Segundo dados do executivo espanhol, cerca de 100 mil pessoas manifestaram-se na capital contra a presença da equipa israelita Israel - Premier Tech na corrida, na qual o português João Almeida foi segundo classificado. Os manifestantes derrubaram as barreiras de proteção que separavam os espectadores da estrada e vandalizaram as estruturas provisórias colocadas pela organização para a corrida.

Apesar de a Vuelta, uma das três mais importantes provas por etapas do calendário velocipédico mundial, ser um importante veículo de promoção e ter um peso substancial na imagem do país no estrangeiro, Pedro Sánchez não condenou os sucessivos incidentes que marcaram a prova e que levaram ao cancelamento e encurtamento de várias etapas e, inclusive, ao abandono de um corredor. Em sentido oposto, o primeiro-ministro espanhol aplaudiu quem se manifestou e condicionou a prova durante as três semanas.

“Sentimos, como disse, uma profunda admiração e respeito pelos nossos atletas, pelos ciclistas da Volta a Espanha", começou por dizer Sánchez, antes de manifestar o seu "imenso respeito e admiração por uma sociedade civil espanhola que se mobiliza contra a injustiça e defende as suas convicções de forma pacífica".

"A Espanha brilha como exemplo e com orgulho. Dá um passo em frente na defesa dos direitos humanos. Concordamos com uma causa justa, como são os direitos humanos. Viva o povo espanhol!", disse Sánchez no domingo, antes do fiasco de Madrid, durante um comício do PSOE em Málaga.

Quem não ficou muito contente com os protestos foi o diretor da Vuelta, Javier Guillén. “Quero condenar o que aconteceu na última etapa. São necessários poucos comentários sobre o que vimos ontem. As imagens falam por si e é inaceitável o que aconteceu. Isto não se deve repetir. Podíamos ter convivido perfeitamente entre manifestações e desporto”, disse Guillén durante uma conferência de imprensa extraordinária esta segunda-feira.

Javier Guillén, diretor da Volta a Espanha, em conferência de imprensa após a prova nesta segunda-feira (Daniel Gonzalez/EFE via Lusa)

Quanto ao pedido de Sánchez, de exclusão das equipas israelitas das competições internacionais, o diretor da Vuelta explicou que não tem competência para tomar essa decisão, remetendo a mesma para a União Ciclista Internacional (UCI).

“É à UCI que cabe determinar a participação e a exclusão das equipas nas corridas. Ficamo-nos por aí e centrámo-nos no que tínhamos de fazer. Tomámos uma posição de não entrar num debate, o que é legítimo. Explicámo-nos até onde pudemos. Falou-se com a UCI para ver o que se faria, eles tomaram uma posição em comunicado, que era a de manter a Israel na prova. Nós não podíamos fazer outra coisa. Sem a sua autorização, havia consequências legais. Não há nenhuma federação que tenha vetado a Israel das suas competições, nem a União Europeia. A UCI fez o comunicado e entendo que conhece o que aconteceu”, disse Guillén.
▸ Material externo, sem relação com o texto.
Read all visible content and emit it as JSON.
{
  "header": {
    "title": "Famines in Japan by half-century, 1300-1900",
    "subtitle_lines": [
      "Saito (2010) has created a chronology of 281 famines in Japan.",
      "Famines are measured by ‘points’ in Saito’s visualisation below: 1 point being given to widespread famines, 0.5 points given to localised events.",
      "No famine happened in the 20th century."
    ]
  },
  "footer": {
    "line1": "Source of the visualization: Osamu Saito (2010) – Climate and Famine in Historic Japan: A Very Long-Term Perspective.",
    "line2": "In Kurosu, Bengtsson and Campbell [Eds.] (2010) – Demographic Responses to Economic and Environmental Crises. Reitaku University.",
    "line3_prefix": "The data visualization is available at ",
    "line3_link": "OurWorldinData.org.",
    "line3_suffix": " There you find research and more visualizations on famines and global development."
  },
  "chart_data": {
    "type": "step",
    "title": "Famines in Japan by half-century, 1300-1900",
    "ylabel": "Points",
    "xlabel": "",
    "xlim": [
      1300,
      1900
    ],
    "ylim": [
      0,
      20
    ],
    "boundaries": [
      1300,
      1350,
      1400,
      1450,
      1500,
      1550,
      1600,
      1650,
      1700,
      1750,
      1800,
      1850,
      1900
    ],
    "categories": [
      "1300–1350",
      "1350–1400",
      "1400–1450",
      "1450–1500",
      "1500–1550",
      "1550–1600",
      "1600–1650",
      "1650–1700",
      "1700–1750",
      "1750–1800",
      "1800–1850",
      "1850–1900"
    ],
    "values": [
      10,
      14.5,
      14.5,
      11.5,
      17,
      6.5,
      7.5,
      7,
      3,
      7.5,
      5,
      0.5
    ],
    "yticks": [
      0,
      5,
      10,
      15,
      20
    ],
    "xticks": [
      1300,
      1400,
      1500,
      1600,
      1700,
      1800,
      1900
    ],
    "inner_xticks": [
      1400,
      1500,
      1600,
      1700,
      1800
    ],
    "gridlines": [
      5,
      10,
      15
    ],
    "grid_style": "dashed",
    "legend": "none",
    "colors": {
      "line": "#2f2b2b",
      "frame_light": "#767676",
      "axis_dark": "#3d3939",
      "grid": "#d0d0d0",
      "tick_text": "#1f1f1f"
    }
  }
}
O caso está a extravasar o desporto e assume importantes contornos políticos. Alberto Nuñez Feijóo, líder do Partido Popular (PP) e da oposição, acusou Sánchez de ter encorajado os protestos que prejudicaram a prova.
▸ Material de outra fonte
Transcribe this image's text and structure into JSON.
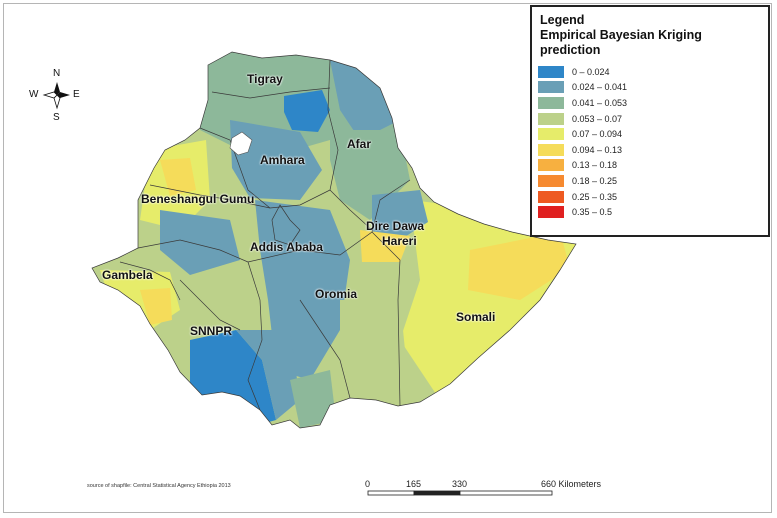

"O Governo permitiu e induziu a não finalização da Vuelta e, dessa forma, um ridículo internacional transmitido pela televisão em todo o mundo", escreveu Feijóo num comunicado divulgado no X.
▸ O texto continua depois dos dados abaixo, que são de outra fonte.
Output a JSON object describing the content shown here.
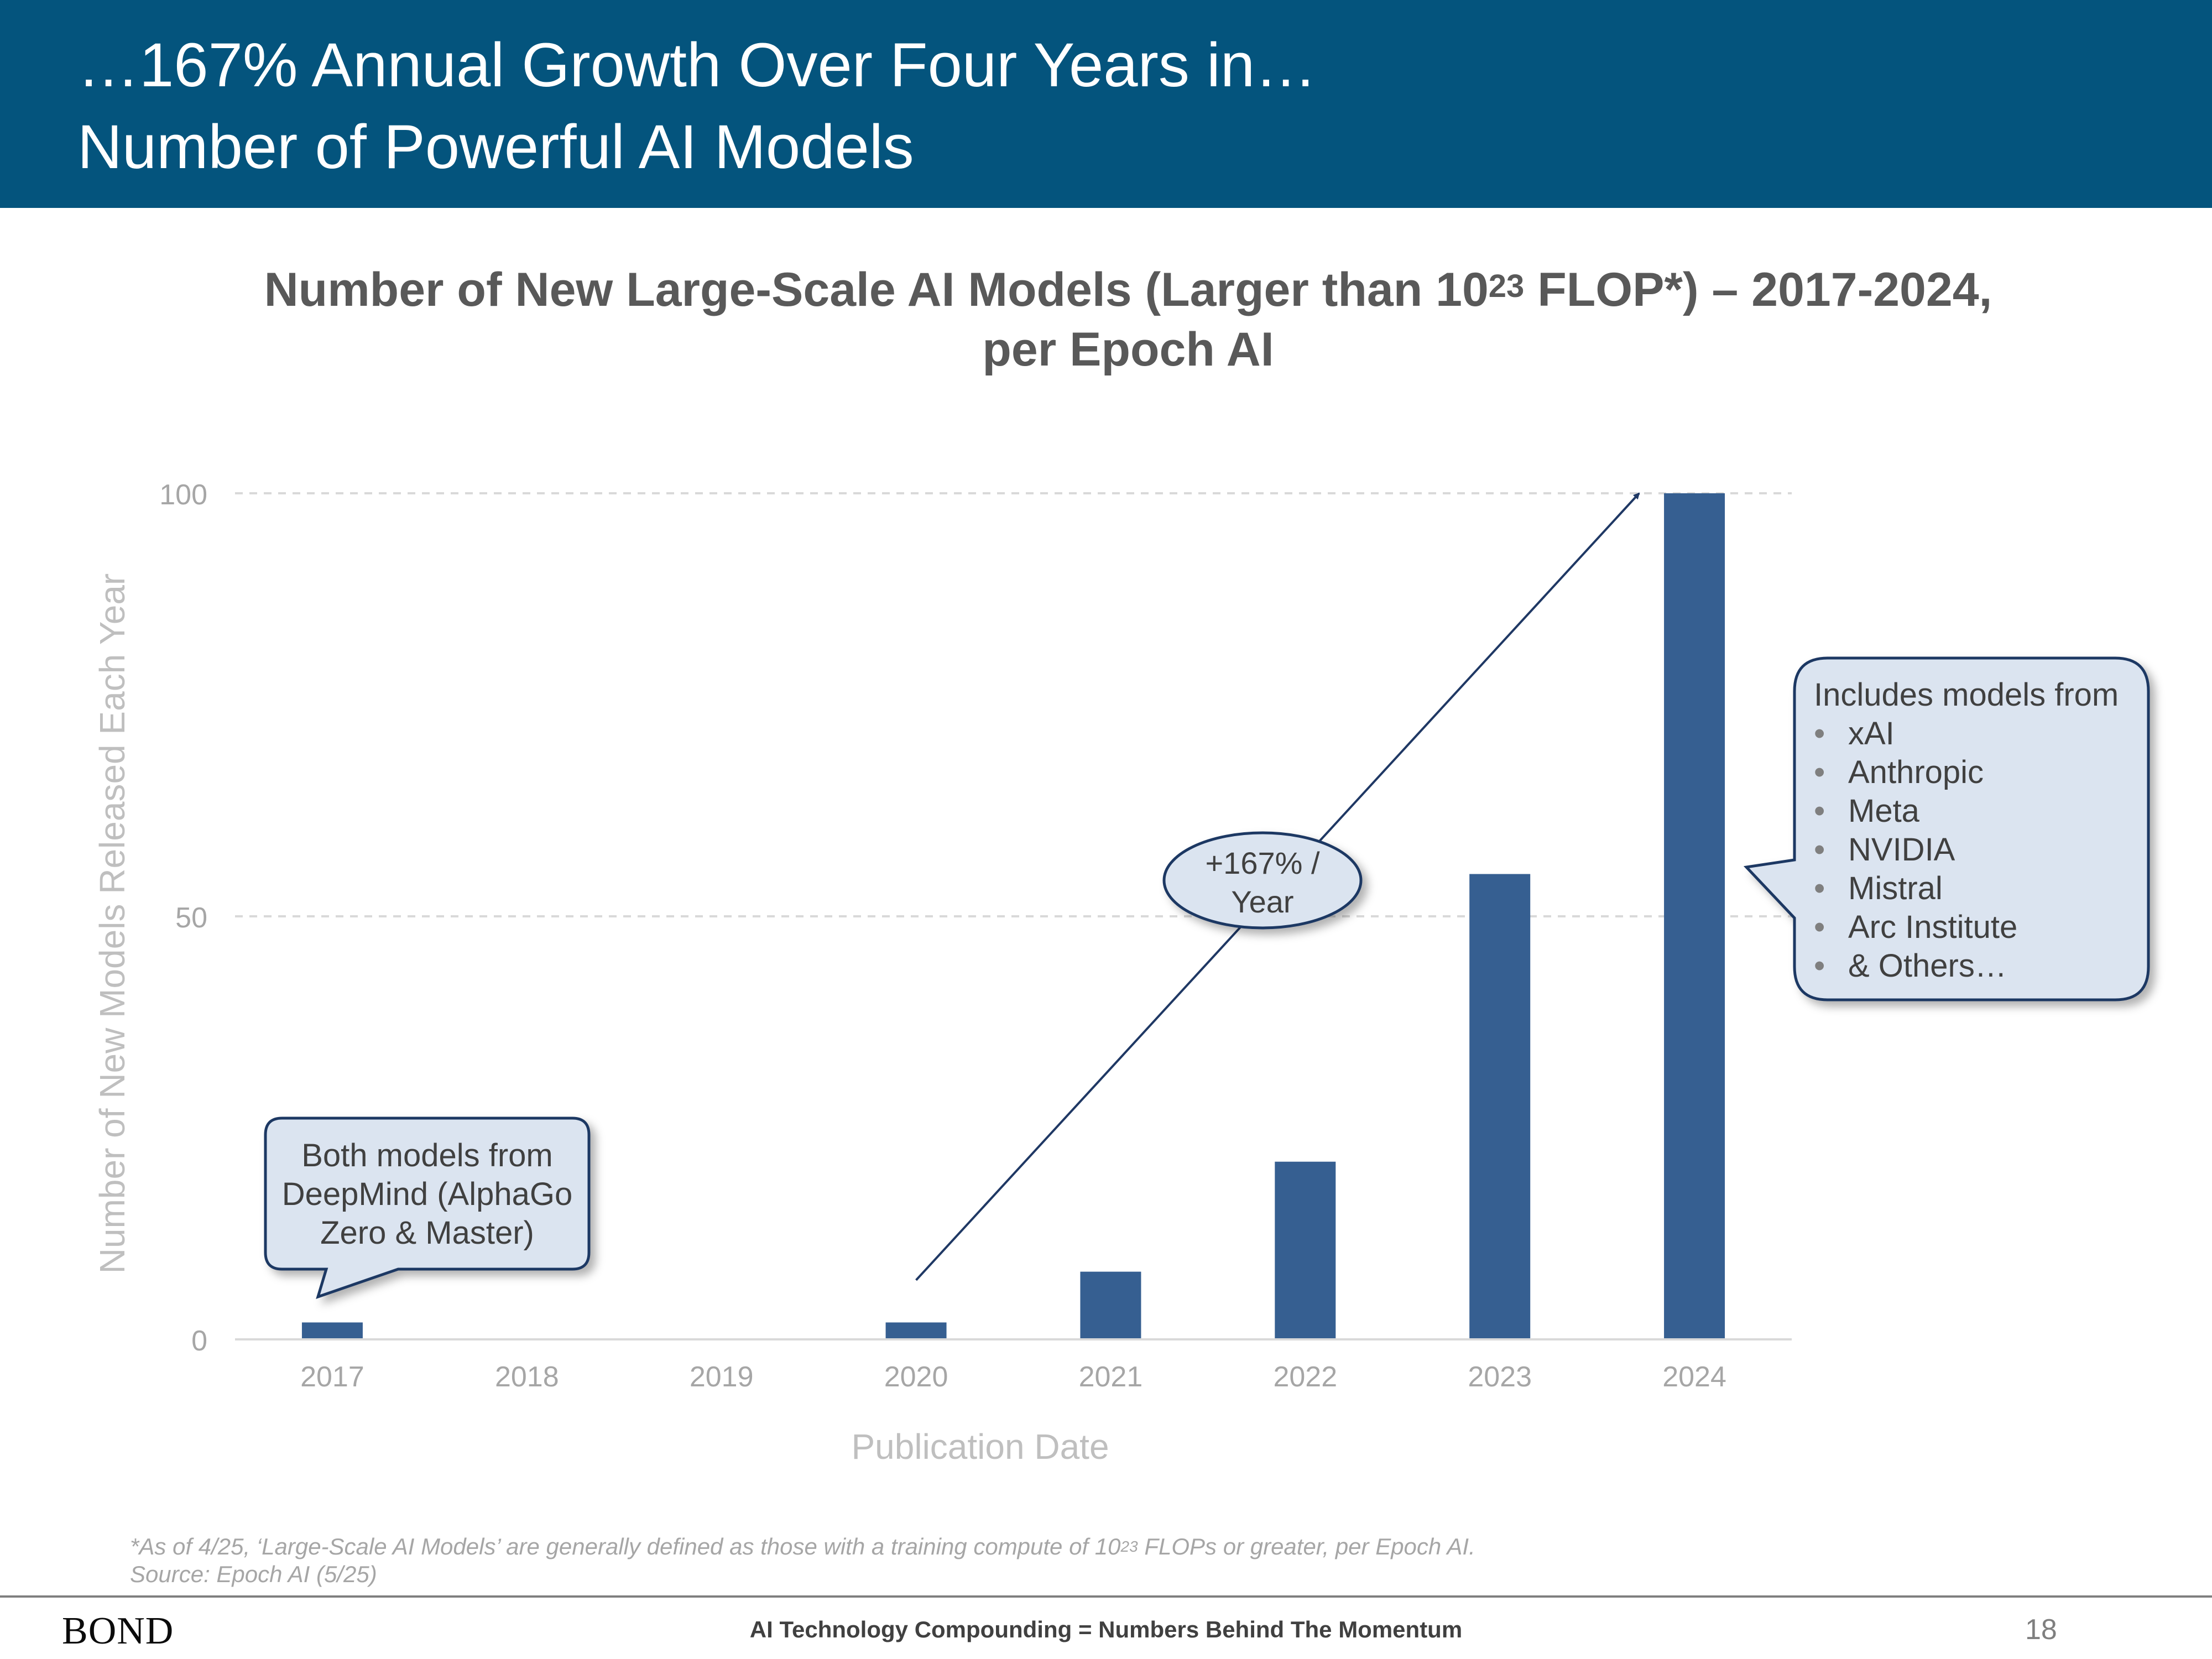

Também a presidente da Comunidade de Madrid, Isabel Díaz Ayuso, contestou o posicionamento do presidente do governo espanhol. “A mensagem enviada pelo presidente, atirando fogo para esta situação, é intolerável. É claro que é preciso protestar livremente quando se considera necessário, mas há muitos locais para o fazer, sem coagir os desportistas”, disse, citada pelo El País.

O governo de Israel também marcou posição, com o ministro dos Negócios Estrangeiros Gideon Saar a chamar Sánchez de “antissemita”.

“Pedro Sánchez e o seu governo – uma vergonha para Espanha!”, escreveu Saar no X, numa das muitas publicações que fez acerca do tema.